1 - Open terminal.
2 - Paste the text below, substituting in your GitHub email address.
$ ssh-keygen -t ed25519 -C "[email protected]"
3 - This creates a new SSH key, using the provided email as a label.
> Generating public/private ALGORITHM key pair.
4 - When you're prompted to "Enter a file in which to save the key", you can press Enter to accept the default file location. Please note that if you created SSH keys previously, ssh-keygen may ask you to rewrite another key, in which case we recommend creating a custom-named SSH key. To do so, type the default file location and replace id_ssh_keyname with your custom key name.

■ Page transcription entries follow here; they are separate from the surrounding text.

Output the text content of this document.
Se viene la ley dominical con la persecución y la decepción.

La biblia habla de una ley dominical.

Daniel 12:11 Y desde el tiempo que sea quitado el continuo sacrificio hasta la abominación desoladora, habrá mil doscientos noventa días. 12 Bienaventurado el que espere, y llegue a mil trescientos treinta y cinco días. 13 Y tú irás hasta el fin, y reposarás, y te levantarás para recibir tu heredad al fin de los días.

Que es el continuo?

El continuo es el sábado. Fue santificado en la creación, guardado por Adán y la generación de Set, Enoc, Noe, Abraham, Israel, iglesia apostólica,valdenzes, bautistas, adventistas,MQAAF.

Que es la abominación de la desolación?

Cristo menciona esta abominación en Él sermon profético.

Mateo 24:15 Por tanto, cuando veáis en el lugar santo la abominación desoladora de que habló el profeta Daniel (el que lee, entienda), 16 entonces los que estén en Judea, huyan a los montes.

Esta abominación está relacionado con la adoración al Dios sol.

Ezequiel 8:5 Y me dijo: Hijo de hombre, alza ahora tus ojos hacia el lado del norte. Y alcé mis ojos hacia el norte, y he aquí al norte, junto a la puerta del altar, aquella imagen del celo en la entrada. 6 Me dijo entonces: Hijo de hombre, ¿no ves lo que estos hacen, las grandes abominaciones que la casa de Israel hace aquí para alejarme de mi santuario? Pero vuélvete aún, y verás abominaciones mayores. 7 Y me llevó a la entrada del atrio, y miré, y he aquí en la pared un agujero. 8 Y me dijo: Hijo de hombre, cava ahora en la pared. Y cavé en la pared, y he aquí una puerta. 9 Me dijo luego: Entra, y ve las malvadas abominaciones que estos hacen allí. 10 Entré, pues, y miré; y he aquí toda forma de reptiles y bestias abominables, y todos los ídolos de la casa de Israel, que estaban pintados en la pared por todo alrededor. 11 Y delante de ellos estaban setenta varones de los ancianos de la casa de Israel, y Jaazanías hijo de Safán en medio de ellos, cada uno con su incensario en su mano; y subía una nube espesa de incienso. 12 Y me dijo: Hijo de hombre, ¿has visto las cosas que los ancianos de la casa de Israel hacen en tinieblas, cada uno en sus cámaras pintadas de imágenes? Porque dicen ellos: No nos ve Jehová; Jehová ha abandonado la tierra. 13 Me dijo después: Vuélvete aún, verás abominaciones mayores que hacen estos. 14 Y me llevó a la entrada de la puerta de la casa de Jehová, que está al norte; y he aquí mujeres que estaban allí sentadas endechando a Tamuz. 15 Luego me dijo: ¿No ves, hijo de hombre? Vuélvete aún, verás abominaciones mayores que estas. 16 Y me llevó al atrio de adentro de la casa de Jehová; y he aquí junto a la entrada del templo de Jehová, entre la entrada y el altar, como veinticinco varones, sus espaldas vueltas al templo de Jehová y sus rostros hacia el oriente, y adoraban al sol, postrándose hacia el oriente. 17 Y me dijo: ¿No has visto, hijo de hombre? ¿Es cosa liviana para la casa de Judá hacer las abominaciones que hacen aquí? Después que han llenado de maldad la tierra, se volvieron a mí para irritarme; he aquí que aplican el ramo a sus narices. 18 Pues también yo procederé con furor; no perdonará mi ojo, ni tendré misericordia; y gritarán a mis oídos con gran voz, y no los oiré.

> Enter passphrase (empty for no passphrase): [Type a passphrase]
> Enter same passphrase again: [Type passphrase again]
5 - Start ssh-agent in second plan.
$ eval "$(ssh-agent -s)"
> Agent pid 59566
6 - Add your SSH private key to the ssh-agent. If you created your key with a different name or if you are adding an existing key that has another name, replace id_ed25519 in the command with the name of the private key file.
$ ssh-add ~/.ssh/id_ed25519
7- Copy the SSH public key to your clipboard.
$ cat ~/.ssh/id_ed25519.pub
Then select and copy the contents of the id_ed25519.pub file displayed in the terminal to your clipboard.
8- Go to Github in "Settings/SSH keys/New SSH Key" and copy content from terminal after executing previous comand.